How far along? 33w1d
Total weight gain/loss: I haven't kept track but I'm definitely LARGE
Maternity clothes? A few maternity items still fit, but I've outgrown most
Stretch marks? Makes me want to cry
Sleep: Some. I toss and turn from left to right but I've been getting more sleep this week than when I first came home from the hospital
Best moment this week: My sister giving me a pedicure
Movement: Tons, I'm convinced these boys are gymnasts
Food cravings: Ok, so I've never ever liked beer, but every time I see one of those beer with lime commercials I want one badly. I also have been wanting a shaved ice/snocone.
Labor Signs: Sometimes I feel cramping until I take the procardia to stop contractions. I know I'm contracting, but I'm not really feeling anything.
Belly Button in or out? Definitely out
What I miss: Being able to pee, wipe, and get off the toilet easily
What I am looking forward to: Finishing the nursery, Dr's appointment on Monday, seeing 34 wks and having these babies
Milestones: Started decorating the nursery, made the final "must get before babies are born" list of stuff we still need, started packing the hospital bag
I am so excited to hit 33 wks. We had a few goals set and hitting 33 makes us one week closer to hitting the next goal and one week closer to meeting our little boys. 28 was our first goal, then 32, now 34 is the big goal. 35 and 36 are what the Dr's are hoping we hit, but if we can make it to 34, we'll all be very happy. I feel so large and uncomfortable plus I'm having a hard time moving around and breathing that I'm anxious to hit 34 and then deliver. I know these babies need to stay in as long as possible but my small frame feels like it's about to brake so I'm not sure how long we'll make it past 34. It's crazy and amazing to think that in just a week or two our sons will be here. Is that even right? We're going to have to baby boys that we get to take home and keep??
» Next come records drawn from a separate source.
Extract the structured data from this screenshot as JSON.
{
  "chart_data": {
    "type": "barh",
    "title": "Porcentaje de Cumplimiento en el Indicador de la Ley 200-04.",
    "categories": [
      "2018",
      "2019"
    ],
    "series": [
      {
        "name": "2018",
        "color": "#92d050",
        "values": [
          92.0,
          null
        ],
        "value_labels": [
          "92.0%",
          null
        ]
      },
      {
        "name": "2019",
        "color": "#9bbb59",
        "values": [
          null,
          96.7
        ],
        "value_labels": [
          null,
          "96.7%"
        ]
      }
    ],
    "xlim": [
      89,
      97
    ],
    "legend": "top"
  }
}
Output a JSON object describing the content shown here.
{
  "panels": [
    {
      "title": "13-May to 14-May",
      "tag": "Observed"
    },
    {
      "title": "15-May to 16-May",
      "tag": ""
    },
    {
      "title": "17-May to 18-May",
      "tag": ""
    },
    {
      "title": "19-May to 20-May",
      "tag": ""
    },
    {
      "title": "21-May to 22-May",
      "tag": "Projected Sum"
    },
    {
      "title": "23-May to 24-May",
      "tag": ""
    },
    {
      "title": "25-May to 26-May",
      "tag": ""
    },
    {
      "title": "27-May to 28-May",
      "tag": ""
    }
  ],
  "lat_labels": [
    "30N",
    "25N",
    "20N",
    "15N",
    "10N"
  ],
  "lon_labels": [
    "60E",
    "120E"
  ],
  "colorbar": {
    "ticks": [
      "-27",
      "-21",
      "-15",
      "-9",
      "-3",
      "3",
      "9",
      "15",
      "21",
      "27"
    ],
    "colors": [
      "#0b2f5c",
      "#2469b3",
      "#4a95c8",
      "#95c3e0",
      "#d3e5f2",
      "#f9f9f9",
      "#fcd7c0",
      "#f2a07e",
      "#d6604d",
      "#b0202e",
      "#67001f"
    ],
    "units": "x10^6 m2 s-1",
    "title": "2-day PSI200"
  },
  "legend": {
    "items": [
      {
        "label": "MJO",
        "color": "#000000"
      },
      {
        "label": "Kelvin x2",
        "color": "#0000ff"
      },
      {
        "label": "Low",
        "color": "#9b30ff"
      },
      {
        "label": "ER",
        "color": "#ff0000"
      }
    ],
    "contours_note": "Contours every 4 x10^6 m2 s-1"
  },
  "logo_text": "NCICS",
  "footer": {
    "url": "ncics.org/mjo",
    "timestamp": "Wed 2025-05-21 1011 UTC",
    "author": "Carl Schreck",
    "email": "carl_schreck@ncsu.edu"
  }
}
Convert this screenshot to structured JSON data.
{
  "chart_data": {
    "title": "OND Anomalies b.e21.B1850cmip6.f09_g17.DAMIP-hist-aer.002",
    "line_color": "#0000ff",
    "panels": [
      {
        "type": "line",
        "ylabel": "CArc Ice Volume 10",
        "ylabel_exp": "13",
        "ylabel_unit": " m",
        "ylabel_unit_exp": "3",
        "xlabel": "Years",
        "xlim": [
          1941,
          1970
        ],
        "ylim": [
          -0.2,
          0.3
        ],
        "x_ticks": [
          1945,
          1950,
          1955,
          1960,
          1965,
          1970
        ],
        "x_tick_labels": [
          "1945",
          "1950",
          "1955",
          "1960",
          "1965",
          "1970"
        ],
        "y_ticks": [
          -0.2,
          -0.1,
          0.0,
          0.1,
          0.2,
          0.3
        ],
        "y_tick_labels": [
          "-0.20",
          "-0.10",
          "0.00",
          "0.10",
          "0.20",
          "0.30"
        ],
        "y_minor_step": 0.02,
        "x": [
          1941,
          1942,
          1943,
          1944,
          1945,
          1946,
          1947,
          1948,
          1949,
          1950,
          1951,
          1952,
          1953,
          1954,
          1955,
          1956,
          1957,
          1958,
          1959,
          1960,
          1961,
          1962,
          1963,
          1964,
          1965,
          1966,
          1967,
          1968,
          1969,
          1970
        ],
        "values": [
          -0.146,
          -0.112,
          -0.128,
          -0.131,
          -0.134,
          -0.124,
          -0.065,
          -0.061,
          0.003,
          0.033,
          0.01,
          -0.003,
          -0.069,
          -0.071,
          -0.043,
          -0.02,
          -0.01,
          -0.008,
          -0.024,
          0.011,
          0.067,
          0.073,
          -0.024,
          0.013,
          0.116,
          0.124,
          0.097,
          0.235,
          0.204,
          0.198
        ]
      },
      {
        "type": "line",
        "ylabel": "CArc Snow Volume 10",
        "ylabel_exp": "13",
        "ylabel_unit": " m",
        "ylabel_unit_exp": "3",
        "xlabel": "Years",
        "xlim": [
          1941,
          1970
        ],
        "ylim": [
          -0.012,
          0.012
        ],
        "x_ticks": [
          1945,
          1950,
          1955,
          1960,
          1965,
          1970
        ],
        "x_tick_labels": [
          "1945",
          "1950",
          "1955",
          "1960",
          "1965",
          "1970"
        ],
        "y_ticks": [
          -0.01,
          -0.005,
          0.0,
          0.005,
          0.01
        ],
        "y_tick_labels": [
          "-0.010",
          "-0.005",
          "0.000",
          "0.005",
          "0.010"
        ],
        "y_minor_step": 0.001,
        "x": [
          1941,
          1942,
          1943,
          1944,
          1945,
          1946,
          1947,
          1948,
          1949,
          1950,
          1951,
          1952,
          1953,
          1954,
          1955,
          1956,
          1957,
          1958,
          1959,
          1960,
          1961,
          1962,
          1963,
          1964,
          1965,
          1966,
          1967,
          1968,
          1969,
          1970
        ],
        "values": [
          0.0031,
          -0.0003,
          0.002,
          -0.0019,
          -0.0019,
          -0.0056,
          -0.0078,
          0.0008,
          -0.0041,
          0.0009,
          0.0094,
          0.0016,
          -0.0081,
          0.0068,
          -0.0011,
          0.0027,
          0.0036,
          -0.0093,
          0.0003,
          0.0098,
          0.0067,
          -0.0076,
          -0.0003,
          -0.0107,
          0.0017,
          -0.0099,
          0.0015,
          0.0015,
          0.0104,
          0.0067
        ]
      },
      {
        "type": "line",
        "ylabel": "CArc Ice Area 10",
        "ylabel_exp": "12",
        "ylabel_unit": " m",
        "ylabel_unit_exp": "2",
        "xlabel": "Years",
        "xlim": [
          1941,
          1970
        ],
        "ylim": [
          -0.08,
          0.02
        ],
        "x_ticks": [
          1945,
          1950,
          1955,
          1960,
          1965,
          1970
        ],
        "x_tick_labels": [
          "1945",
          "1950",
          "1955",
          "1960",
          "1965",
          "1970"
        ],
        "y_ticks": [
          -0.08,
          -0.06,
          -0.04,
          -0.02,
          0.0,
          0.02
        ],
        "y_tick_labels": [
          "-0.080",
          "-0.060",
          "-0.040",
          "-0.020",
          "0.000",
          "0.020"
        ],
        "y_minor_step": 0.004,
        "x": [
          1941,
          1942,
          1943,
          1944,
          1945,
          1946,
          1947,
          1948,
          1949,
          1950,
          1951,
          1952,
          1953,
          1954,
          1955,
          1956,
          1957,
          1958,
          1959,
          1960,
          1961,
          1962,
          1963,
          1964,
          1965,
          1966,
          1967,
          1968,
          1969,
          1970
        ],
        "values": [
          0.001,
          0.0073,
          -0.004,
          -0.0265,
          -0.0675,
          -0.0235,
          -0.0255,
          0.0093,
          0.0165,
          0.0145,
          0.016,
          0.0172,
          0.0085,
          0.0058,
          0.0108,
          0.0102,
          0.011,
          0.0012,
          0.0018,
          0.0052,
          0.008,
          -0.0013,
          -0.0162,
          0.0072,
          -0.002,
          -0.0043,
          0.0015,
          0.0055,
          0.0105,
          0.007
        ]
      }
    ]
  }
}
I keep going back and forth on a few things. Some days I'm seriously nervous about delivery and others I don't worry about it. I will have more of an idea of what we're planning after our ultrasound Monday. If both boys are head down or close enough, our plan will be to try for a vaginal delivery. Having somewhat of a plan, even though I know it can change, will put me more at ease. I know our delivery is going to be different than what I can picture because we'll be delivering in the operating room and I don't know what it's like. I was present when my cousin gave birth to her 2nd child so that's the only delivery I know so that's just what I figured ours would be like. I've never seen the operating room at our hospital and I opted not to take a tour while we were there because I could totally see myself getting way too nervous.
I'm ready to have the babies and be a mom. I'm ready to feel normal again. On the flip side though, I'm definitely going to miss being pregnant. I'm going to completely miss feeling the boys move around inside of me. That is the most precious and intimate feeling and it makes me so sad to think I'm not going to feel it anymore.
I know we can do this, raise twins, and I know God never gives you more than you can handle, but I do wonder how well we'll do with two instead of one. I know we'll figure out what works best for us and find a flow, but if we mess up big time, we'll be messing up two children instead of one. I guess I'm just going through what all new parents to be go through.